Stuck In A Wrong Place? Getting Out Of it

Stuck In A Wrong Place? Getting Out Of it

A reader writes:

I’m 60 and lost my full-time job in December. (It was mutual). I’m in healthcare, and I still need to work to cover my bills. I have since found another job that promised to be low-key, but I’m now realizing that the better I do my job, the more responsibility is mine, and I’m expected to pick up the slack from less experienced co-workers. Though I’m not adverse to working hard and smart, I find that I’m not really interested in amping up my work life and would prefer to back off some so that I can travel, do my art, and live consciously. I’d appreciate your insight.

Have you ever felt like you made a choice — a life decision, a relationship, a move, a new job — and then realized after you made it, it didn’t feel right?

And then you stayed because it felt like you couldn’t renege on your decision. Or you feared there wasn’t another option. Or you would disappoint someone. Or others depended on you. Or you depended on them.

Or simply because you’re a person of high integrity with morals and values, who follows through on their word and commitments.

But your soul knew you were in the wrong place. You knew what you needed, but you didn’t know how to have it. It’s in these times, we’re asked to look deeper within ourselves.

Reframing how we once saw things, we move closer to creating our dreams.

There are questions you can ask to take you out of the box you’re currently closed off in. But first you have to take the pressure off and pay attention to the higher voice speaking to you — the voice of intuition.

When we let ourselves off the hook, we can hear the answer from our heart rather than from our mind.
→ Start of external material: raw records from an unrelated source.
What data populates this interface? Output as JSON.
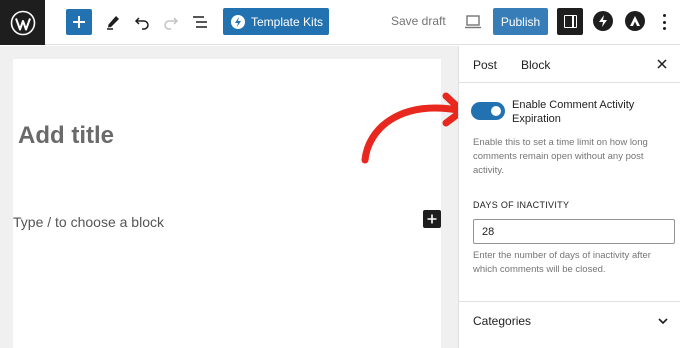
{
  "toolbar": {
    "template_kits_label": "Template Kits",
    "save_draft_label": "Save draft",
    "publish_label": "Publish"
  },
  "editor": {
    "title_placeholder": "Add title",
    "block_hint": "Type / to choose a block"
  },
  "sidebar": {
    "tabs": [
      {
        "label": "Post",
        "active": true
      },
      {
        "label": "Block",
        "active": false
      }
    ],
    "comment_expiration": {
      "toggle_label": "Enable Comment Activity Expiration",
      "toggle_on": true,
      "help": "Enable this to set a time limit on how long comments remain open without any post activity.",
      "days_label": "DAYS OF INACTIVITY",
      "days_value": "28",
      "days_help": "Enter the number of days of inactivity after which comments will be closed."
    },
    "categories_label": "Categories"
  },
  "colors": {
    "accent": "#2271b1",
    "dark": "#1e1e1e",
    "arrow": "#e8271f"
  },
  "icons": [
    "wordpress-icon",
    "plus-icon",
    "pen-icon",
    "undo-icon",
    "redo-icon",
    "list-view-icon",
    "template-kits-icon",
    "desktop-preview-icon",
    "settings-panel-icon",
    "bolt-icon",
    "astra-icon",
    "more-options-icon",
    "close-icon",
    "chevron-down-icon"
  ]
}
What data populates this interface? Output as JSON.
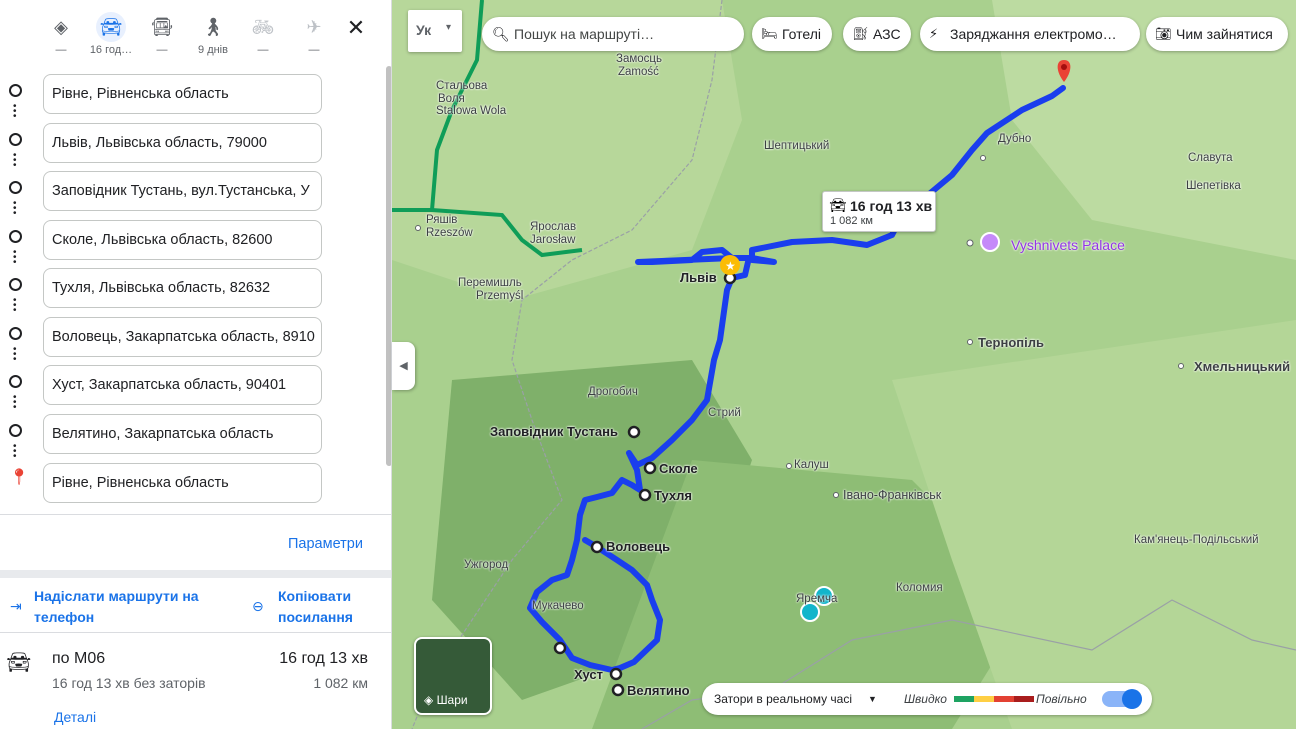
{
  "colors": {
    "accent": "#1a73e8",
    "route": "#1a3eee",
    "destination": "#ea4335",
    "map_bg": "#a9d08e"
  },
  "modes": [
    {
      "name": "best",
      "icon": "diamond-directions-icon",
      "label": "—"
    },
    {
      "name": "car",
      "icon": "car-icon",
      "label": "16 год…"
    },
    {
      "name": "transit",
      "icon": "bus-icon",
      "label": "—"
    },
    {
      "name": "walk",
      "icon": "walk-icon",
      "label": "9 днів"
    },
    {
      "name": "bike",
      "icon": "bike-icon",
      "label": "—"
    },
    {
      "name": "flight",
      "icon": "plane-icon",
      "label": "—"
    }
  ],
  "stops": [
    "Рівне, Рівненська область",
    "Львів, Львівська область, 79000",
    "Заповідник Тустань, вул.Тустанська, У",
    "Сколе, Львівська область, 82600",
    "Тухля, Львівська область, 82632",
    "Воловець, Закарпатська область, 8910",
    "Хуст, Закарпатська область, 90401",
    "Велятино, Закарпатська область",
    "Рівне, Рівненська область"
  ],
  "panel": {
    "params": "Параметри",
    "send_to_phone": "Надіслати маршрути на телефон",
    "copy_link": "Копіювати посилання",
    "route_via": "по М06",
    "route_sub": "16 год 13 хв без заторів",
    "route_time": "16 год 13 хв",
    "route_dist": "1 082 км",
    "details": "Деталі"
  },
  "map": {
    "lang_a": "Ук",
    "search_placeholder": "Пошук на маршруті…",
    "chips": [
      "Готелі",
      "АЗС",
      "Заряджання електромо…",
      "Чим зайнятися"
    ],
    "route_box_time": "16 год 13 хв",
    "route_box_dist": "1 082 км",
    "layers": "Шари",
    "traffic_select": "Затори в реальному часі",
    "fast": "Швидко",
    "slow": "Повільно",
    "cities": {
      "zamosc1": "Замосць",
      "zamosc2": "Zamość",
      "stal1": "Стальова",
      "stal2": "Воля",
      "stal3": "Stalowa Wola",
      "sheptytskyi": "Шептицький",
      "dubno": "Дубно",
      "slavuta": "Славута",
      "shepetivka": "Шепетівка",
      "rzeszow1": "Ряшів",
      "rzeszow2": "Rzeszów",
      "jaroslaw1": "Ярослав",
      "jaroslaw2": "Jarosław",
      "przemysl1": "Перемишль",
      "przemysl2": "Przemyśl",
      "lviv": "Львів",
      "vyshnivets": "Vyshnivets Palace",
      "ternopil": "Тернопіль",
      "khmelnytskyi": "Хмельницький",
      "drohobych": "Дрогобич",
      "stryi": "Стрий",
      "kalush": "Калуш",
      "ivano": "Івано-Франківськ",
      "kamianets": "Кам'янець-Подільський",
      "uzhhorod": "Ужгород",
      "mukachevo": "Мукачево",
      "yaremche": "Яремча",
      "kolomyia": "Коломия",
      "tustan": "Заповідник Тустань",
      "skole": "Сколе",
      "tukhlia": "Тухля",
      "volovets": "Воловець",
      "khust": "Хуст",
      "veliatyno": "Велятино"
    }
  }
}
Then our heart has the chance to guide our course of action.

So many times we think we SHOULD do something or we HAVE to do something based on our circumstances.
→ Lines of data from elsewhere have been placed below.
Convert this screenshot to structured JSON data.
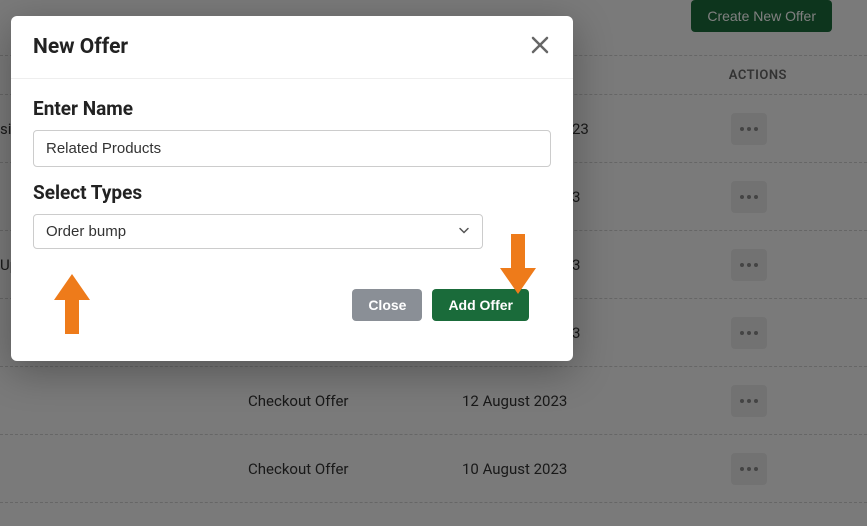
{
  "header": {
    "create_button": "Create New Offer",
    "actions_col": "ACTIONS"
  },
  "rows": [
    {
      "name_frag": "si",
      "type": "",
      "date": "23"
    },
    {
      "name_frag": "",
      "type": "",
      "date": "3"
    },
    {
      "name_frag": "Up",
      "type": "",
      "date": "3"
    },
    {
      "name_frag": "",
      "type": "",
      "date": "3"
    },
    {
      "name_frag": "",
      "type": "Checkout Offer",
      "date": "12 August 2023"
    },
    {
      "name_frag": "",
      "type": "Checkout Offer",
      "date": "10 August 2023"
    }
  ],
  "modal": {
    "title": "New Offer",
    "name_label": "Enter Name",
    "name_value": "Related Products",
    "types_label": "Select Types",
    "types_value": "Order bump",
    "close_label": "Close",
    "add_label": "Add Offer"
  }
}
In these situations, there could be 2 solutions:

1.) Find a middle way that can work for you, creating more balance, boundaries, and re-arrange time to take care of yourself, while remaining in the situation.

OR

2.) Give yourself permission to shift gears, change course, and create a better option.

This reminds me of two friends of mine who worked tirelessly at their jobs. The hours were crazy and the stress even more so. They loved their jobs and the people they worked with (mostly), but they were totally burnt out.

So one friend did something her colleagues had never done before.

She created a way to work a few months on and a few months off at the same company as a consultant. Many may have thought this was impossible, but she created a way to do it.

I was in awe and inspired by her self-trust and confidence.

She taught me a great lesson: There’s always space for new possibility even if it seems improbable.

As Marie Forleo says, Everything is figureoutable.

My other friend stayed at his job, asking for more support, which they were willing to offer. But his own patterns of stress didn’t allow him to make the inner-changes he wanted. He ended up getting a new job at a much smaller company, which gave him more breathing room.

Asking questions from our intuition helps us to step out of the confines of our little room and stand on a mountaintop with a 360- degree view.

Like what if. . .

. . . There was nothing to lose?

. . . It didn’t matter if you changed course or not?

. . . You did it anyway? Or not?

. . . It’s not the situation you’re in, but how you’re relating to it?

. . . Making yourself the priority might end up also being better for everyone else?

. . . You could create it to be exactly what you want?

Come up with your own intuitive questions and let them guide you. Wherever you feel a contraction or a reaction — that’s the place to question. A higher calling is asking something of you.

Ultimately, the answer is already there. And we know it.

Wishing you all and everything you truly want!